As you may know, StrikeIron is an Informatica Cloud partner. We recently won another customer account that will be using the StrikeIron Contact Record Verification suite to clean their records as they move between Salesforce.com, a proprietary marketing database, and Eloqua via Informatica Cloud. To help this customer get started, we wanted to be able to run Informatica Cloud on a Mac as well as have a test platform that was remotely accessible from anywhere.
Running Informatica Cloud on AWS accomplished both of these goals. We could run the secure agent on the EC2 instance and then access the Informatica Cloud web front end from a Mac or any of our customer's computers without worrying about firewalls, etc.
This tutorial will go step-by-step through how to create an AWS EC2 Windows Server instance and install the Informatica Cloud Secure agent.

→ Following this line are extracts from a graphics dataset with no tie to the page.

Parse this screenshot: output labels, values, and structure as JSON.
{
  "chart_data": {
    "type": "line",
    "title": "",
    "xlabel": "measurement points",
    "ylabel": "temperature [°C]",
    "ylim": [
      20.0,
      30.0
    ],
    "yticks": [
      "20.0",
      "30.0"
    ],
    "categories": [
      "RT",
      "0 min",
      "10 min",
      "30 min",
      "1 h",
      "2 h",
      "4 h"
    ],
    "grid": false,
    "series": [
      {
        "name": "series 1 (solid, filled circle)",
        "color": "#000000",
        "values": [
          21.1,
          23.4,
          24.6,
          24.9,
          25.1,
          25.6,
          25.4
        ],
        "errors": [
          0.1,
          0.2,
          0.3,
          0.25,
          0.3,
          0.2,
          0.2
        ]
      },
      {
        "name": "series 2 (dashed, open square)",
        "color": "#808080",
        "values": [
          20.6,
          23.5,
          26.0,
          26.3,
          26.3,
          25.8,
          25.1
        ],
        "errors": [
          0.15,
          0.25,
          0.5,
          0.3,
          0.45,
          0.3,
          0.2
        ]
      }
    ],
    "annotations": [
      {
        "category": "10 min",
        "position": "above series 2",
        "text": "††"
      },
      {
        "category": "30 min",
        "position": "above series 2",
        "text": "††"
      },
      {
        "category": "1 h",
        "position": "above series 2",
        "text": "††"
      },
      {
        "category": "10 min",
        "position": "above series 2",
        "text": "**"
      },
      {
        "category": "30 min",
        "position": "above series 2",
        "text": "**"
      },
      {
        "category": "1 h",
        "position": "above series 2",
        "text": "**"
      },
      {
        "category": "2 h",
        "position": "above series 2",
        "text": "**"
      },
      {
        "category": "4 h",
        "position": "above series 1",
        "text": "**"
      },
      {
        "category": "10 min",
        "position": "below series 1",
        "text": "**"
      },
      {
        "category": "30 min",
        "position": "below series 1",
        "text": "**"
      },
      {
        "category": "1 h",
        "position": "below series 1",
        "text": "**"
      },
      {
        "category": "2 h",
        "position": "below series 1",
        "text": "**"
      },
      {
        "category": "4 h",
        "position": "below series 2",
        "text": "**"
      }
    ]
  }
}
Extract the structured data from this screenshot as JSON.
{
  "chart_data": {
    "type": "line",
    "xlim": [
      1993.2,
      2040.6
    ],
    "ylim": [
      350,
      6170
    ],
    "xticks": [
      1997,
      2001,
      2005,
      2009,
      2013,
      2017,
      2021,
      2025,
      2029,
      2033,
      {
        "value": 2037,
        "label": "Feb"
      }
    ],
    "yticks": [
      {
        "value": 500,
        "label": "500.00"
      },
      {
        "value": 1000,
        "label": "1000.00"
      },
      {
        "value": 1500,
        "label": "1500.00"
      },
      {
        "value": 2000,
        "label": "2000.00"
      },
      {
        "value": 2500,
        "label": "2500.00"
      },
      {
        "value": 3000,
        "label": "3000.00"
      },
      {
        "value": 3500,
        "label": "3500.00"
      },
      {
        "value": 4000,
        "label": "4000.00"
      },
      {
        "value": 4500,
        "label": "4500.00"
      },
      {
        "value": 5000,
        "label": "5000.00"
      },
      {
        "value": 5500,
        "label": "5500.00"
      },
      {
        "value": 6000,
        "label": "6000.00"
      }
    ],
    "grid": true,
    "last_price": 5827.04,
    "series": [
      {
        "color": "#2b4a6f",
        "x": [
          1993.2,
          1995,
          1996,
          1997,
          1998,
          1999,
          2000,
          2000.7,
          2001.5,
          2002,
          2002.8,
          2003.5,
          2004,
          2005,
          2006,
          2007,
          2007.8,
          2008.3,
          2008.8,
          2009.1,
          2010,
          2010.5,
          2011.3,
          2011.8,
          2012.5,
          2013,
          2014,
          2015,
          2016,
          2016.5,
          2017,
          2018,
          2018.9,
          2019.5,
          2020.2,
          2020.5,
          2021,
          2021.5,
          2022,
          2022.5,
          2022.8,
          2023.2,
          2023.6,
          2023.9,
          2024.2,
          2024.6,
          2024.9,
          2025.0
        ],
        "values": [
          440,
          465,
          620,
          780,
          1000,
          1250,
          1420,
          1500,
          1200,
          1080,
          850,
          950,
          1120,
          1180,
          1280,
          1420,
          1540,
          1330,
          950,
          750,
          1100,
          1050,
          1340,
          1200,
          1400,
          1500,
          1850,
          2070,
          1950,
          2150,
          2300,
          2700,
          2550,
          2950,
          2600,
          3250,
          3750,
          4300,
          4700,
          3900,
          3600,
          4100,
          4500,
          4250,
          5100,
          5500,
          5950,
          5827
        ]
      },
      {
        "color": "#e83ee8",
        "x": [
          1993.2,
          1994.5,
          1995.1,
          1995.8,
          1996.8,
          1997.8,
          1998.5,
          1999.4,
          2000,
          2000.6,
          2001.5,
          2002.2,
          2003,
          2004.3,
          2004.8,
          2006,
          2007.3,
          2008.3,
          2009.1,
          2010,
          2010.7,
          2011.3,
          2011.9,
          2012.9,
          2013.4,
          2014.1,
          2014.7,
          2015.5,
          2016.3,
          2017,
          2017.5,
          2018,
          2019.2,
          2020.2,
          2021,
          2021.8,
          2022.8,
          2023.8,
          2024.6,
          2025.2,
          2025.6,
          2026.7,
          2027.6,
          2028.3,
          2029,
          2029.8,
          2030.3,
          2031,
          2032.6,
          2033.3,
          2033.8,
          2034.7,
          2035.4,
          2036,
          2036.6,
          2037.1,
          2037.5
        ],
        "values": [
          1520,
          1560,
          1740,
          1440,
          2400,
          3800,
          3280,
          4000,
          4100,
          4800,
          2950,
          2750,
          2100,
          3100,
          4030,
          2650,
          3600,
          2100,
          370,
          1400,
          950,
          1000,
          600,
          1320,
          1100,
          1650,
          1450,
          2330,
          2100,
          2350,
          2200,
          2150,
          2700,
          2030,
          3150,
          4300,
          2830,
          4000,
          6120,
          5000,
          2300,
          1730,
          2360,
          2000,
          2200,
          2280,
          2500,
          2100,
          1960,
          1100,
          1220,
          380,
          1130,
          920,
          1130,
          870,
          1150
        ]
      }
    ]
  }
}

The first step is to create your Amazon AWS account on this page by clicking the “Sign Up” button in the top right corner. The instance created in this tutorial will run in the free tier so if you are a new user, it should not cost you anything. Once your account is created and approved we are ready to start.
Create the instance:
1) Log into your AWS account at: https://console.aws.amazon.com/console/home
2) You should be on the AWS Management console screen. Click the EC2 icon . This will take you to the EC2 Console Dashboard.
3) Click the “Launch Instance” button to display the Create New Instance Dialog.
4) Make sure the Quick Launch Wizard radio button is selected. There are three key pieces of information you will enter on this screen:
In the “Name your Instance” field type "InfaCloudTest” or whatever you would like to call this instance.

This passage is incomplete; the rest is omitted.